Они условились встретиться снова. В том же парке, в тот же день — четверг, в то же время — шесть часов вечера. Прощаясь, он спросил, как ее зовут, и она почти прошептала: "Эстрелья", — и он сказал, что ее имя сияет ярче всех имен на свете.
Но когда она захотела узнать, как зовут его, то услышала в ответ: "А как ты думаешь?" И тогда она нарекла его Анхелем.
Эстрелье, которая не знала других мужчин, кроме своего алкоголика-мужа, Анхель казался удивительным. Она нарушила клятву никогда больше не влюбляться. Она чувствовала, что не просто живет, а возродилась к новой жизни. Пришедшая к ней любовь, словно порыв шквального ветра, унесла все ее печали, все страхи, снова сделала ее наивной, заставила поверить (таковы уж мы, люди: в глубине души у каждого, что бы с ним ни случилось, живет надежда), что есть на свете настоящая любовь, способная делать человека счастливым каждую секунду каждого дня. И так год за годом. В тот вечер Эстрелья снова поверила в любовь. Она ревниво охраняла свою тайну, но желание поде-литься счастьем с кем-то все же взяло верх: в кабинете Фьяммы ее чувства выплеснулись наружу, и она рассказала все, абсолютно все.

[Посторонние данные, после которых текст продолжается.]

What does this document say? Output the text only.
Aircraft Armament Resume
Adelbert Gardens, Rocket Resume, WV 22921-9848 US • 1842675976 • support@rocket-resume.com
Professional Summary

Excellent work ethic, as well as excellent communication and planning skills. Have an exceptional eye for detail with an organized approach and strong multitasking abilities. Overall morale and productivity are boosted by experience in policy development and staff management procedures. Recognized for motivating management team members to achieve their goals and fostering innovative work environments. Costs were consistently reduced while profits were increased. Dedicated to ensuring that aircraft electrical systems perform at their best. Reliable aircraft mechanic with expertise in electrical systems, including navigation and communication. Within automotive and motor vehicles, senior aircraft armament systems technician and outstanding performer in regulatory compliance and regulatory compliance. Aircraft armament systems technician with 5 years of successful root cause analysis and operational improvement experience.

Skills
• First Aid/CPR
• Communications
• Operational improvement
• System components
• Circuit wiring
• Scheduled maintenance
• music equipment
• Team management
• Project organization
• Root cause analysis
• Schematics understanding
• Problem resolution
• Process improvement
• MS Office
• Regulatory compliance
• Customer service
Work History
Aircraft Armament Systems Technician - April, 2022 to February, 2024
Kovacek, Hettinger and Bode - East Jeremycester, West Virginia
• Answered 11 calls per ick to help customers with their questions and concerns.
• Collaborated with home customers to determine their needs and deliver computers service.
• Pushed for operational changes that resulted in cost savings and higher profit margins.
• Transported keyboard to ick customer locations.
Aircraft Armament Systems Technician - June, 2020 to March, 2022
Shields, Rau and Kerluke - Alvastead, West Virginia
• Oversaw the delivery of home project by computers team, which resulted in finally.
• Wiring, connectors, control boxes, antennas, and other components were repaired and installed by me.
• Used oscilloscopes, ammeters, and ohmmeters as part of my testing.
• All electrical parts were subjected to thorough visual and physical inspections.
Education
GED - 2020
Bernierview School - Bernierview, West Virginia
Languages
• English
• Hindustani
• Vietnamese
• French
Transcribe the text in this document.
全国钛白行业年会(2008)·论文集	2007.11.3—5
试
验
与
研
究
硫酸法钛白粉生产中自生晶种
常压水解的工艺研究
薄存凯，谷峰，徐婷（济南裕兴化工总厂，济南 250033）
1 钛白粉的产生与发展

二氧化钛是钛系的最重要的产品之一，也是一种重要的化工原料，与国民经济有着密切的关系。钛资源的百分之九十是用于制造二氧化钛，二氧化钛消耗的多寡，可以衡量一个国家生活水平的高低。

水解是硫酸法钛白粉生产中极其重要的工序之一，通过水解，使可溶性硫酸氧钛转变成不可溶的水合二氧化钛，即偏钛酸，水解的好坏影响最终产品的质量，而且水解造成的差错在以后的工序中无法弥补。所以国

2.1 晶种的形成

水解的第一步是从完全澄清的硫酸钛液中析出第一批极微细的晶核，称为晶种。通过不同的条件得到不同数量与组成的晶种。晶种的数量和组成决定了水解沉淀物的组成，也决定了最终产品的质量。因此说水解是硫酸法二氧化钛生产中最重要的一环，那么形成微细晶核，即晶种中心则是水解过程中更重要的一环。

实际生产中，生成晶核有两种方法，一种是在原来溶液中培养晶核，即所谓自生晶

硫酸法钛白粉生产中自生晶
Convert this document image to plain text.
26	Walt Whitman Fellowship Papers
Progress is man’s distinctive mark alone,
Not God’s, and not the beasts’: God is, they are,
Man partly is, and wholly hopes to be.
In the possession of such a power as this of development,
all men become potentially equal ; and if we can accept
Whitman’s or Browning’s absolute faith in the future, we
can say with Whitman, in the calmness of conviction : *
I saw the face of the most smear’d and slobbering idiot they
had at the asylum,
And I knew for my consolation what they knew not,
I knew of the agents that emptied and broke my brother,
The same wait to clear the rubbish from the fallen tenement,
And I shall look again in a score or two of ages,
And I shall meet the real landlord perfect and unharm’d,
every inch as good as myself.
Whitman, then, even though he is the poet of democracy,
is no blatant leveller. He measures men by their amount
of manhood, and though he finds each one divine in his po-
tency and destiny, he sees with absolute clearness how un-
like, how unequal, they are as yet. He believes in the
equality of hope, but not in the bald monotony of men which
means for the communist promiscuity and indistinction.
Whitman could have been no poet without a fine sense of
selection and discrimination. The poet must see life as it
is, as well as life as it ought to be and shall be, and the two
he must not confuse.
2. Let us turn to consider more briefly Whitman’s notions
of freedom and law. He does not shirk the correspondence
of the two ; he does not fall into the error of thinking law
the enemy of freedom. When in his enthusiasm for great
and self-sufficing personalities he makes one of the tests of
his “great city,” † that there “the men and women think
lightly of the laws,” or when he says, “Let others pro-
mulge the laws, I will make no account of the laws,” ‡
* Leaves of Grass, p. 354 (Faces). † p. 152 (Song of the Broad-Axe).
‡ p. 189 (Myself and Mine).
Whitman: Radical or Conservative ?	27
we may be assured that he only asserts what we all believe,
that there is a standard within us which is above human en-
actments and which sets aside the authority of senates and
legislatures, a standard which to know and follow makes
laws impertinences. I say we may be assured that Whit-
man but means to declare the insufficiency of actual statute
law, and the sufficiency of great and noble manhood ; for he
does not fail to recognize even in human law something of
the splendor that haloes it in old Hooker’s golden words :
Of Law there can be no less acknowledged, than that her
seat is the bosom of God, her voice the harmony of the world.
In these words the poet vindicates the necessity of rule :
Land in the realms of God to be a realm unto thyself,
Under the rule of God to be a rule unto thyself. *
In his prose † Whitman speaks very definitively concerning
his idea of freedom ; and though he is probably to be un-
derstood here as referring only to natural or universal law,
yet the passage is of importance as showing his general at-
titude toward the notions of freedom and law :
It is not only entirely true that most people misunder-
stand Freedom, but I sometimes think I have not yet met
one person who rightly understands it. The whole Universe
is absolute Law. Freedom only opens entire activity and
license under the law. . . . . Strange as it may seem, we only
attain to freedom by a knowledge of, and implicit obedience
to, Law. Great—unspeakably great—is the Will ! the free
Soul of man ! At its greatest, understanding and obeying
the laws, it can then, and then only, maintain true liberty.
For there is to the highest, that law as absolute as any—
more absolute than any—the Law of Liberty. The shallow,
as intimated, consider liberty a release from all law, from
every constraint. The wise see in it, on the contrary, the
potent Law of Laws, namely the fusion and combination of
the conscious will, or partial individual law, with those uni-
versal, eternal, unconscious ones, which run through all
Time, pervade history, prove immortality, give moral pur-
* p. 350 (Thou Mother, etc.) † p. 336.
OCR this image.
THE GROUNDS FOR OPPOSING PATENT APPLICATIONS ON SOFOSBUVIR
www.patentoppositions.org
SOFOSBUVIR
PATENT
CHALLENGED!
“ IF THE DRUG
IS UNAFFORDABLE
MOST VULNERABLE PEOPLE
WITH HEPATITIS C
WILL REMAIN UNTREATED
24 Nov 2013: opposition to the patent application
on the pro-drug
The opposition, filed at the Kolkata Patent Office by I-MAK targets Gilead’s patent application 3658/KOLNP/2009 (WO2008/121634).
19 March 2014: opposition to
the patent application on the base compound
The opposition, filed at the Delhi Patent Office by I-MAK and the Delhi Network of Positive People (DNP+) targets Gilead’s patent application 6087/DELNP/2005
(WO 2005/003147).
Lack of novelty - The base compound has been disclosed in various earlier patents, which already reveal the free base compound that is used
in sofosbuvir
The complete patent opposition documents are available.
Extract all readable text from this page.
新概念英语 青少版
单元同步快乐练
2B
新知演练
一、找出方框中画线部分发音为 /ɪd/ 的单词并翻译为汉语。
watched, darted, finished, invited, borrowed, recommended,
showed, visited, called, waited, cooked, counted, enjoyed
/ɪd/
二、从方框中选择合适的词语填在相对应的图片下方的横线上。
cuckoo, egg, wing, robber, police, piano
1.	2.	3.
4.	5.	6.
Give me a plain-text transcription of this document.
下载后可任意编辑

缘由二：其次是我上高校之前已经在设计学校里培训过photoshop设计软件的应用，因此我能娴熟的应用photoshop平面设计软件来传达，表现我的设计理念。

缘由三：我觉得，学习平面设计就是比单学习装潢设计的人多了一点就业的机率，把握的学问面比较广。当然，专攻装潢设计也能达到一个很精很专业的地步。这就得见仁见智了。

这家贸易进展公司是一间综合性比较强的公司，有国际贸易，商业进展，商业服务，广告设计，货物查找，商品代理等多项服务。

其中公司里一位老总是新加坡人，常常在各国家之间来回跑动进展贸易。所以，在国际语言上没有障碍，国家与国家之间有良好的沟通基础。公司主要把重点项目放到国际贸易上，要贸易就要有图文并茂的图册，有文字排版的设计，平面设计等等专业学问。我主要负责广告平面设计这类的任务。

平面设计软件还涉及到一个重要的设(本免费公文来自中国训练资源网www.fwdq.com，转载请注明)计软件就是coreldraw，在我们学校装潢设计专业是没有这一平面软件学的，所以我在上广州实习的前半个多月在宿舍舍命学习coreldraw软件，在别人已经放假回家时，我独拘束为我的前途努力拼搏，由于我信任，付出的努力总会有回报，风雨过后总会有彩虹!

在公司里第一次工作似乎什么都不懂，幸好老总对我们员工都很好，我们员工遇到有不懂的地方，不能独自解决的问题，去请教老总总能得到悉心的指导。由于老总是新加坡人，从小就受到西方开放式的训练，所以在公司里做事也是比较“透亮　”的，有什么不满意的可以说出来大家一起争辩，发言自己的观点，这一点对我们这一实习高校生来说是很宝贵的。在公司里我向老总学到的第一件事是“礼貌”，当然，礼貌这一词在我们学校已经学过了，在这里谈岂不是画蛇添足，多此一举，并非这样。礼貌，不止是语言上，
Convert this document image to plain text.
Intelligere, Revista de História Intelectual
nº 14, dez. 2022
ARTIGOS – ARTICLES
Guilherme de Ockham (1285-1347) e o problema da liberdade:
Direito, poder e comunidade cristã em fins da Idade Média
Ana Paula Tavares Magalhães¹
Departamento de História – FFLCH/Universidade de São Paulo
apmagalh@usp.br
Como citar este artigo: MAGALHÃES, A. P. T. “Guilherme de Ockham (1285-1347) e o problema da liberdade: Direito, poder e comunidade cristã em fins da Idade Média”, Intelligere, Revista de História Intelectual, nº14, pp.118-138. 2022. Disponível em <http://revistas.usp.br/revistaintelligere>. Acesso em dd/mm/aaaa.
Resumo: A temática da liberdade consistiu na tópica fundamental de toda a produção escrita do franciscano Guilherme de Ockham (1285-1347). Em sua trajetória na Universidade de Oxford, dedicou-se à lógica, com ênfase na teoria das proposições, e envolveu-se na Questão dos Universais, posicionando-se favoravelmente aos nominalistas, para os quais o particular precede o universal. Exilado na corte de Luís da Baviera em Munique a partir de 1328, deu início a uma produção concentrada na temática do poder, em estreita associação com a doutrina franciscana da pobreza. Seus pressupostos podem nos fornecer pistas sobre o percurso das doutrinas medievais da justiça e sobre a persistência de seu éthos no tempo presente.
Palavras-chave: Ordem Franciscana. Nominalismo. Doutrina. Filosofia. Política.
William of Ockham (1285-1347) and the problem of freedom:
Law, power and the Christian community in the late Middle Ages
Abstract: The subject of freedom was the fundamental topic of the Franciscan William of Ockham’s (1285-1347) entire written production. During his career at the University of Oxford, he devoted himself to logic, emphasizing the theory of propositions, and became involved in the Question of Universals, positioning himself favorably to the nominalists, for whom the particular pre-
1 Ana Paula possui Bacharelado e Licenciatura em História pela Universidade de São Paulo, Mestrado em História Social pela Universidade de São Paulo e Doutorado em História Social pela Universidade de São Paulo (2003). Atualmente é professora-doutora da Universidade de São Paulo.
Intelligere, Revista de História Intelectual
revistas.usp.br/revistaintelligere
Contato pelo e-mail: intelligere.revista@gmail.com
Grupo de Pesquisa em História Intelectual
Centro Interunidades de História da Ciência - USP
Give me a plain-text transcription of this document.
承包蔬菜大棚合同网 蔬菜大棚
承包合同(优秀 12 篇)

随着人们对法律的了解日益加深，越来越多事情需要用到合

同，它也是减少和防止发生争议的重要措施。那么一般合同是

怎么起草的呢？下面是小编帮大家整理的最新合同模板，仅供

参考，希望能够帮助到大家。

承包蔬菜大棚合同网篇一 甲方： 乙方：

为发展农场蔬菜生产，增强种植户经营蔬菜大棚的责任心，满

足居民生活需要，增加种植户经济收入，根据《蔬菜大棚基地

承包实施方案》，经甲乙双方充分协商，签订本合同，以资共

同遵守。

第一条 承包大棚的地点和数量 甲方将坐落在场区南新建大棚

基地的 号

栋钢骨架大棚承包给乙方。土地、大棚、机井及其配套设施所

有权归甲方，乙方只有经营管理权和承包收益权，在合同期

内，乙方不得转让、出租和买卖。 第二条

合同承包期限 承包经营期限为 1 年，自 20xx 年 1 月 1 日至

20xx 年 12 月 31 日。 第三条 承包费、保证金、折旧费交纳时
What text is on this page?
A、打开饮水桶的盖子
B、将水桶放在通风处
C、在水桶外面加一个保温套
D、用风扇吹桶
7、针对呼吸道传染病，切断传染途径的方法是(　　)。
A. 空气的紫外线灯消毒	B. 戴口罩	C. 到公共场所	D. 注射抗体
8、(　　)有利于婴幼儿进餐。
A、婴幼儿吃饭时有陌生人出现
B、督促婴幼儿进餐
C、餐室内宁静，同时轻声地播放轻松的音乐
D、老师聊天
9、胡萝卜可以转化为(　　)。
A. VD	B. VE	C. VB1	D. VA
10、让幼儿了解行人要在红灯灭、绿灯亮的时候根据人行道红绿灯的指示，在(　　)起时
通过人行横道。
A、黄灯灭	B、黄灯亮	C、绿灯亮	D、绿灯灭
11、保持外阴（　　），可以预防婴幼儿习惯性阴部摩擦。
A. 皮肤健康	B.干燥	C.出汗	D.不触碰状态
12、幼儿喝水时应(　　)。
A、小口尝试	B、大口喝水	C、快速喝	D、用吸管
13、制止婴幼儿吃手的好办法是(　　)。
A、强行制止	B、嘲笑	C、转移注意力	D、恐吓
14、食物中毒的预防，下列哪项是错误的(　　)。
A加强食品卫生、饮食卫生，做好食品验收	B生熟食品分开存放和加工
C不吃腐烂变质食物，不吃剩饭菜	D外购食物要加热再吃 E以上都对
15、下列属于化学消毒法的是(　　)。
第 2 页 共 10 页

В шесть она его увидит. Они встречались уже месяц. Все в том же парке Вздохов. Шли в часовню Ангелов-Хранителей и там обнимались и целовались, не замеченные никем. Был, впрочем, немой свидетель их ласк — служитель часовни, исподволь наблюдавший за ними (он прятался в исповедальне). Так они и играли в прятки втроем. Под конец священник всегда выпроваживал их, мягко и деликатно, словно приглашая приходить еще. И они снова бродили по улицам и разговаривали, разговаривали...
До постели дело у них пока не дошло, и Эстрелья, которая страшилась более близких отношений, была даже рада этому Неписаный запрет обострял желание — особенно по ночам, — и тогда, чтобы охладить пылающую плоть, Эстрелья мчалась в ванную: набросав в ванну льда, который огромными кусками приносил снизу консьерж, она подолгу сидела в ней. Однажды ей пришлось накричать на консьержа, чтобы прогнать его: Эстрелья догадалась, что он, выгрузив лед в ванной, не ушел, а спрятался за дверью: хотел подслушать ее, почувствовать ее жар — тот жар, которого еще никогда не чувствовал Анхель.
Она сравнивала себя со скороваркой, готовой вот- вот взорваться. Страсть сжигала ее. Она почти ничего не знала об Анхеле, но это ее не заботило: он казался ей таким необыкновенным! Даже то, что они встречались всего раз в неделю, не вызывало у нее удивления. Ей все казалось нормальным, хотя то, что они делали, назвать нормальным было нельзя. "Но почему нужно быть как все?" — спрашивала она себя. И когда Фьямма попыталась посоветовать ей, как вести себя с Анхелем, Эстрелья мягко, но решительно отвергла ее советы. Она воздвигла глухую стену, по одну сторону которой были они с Анхелем, а по другую — весь остальной мир.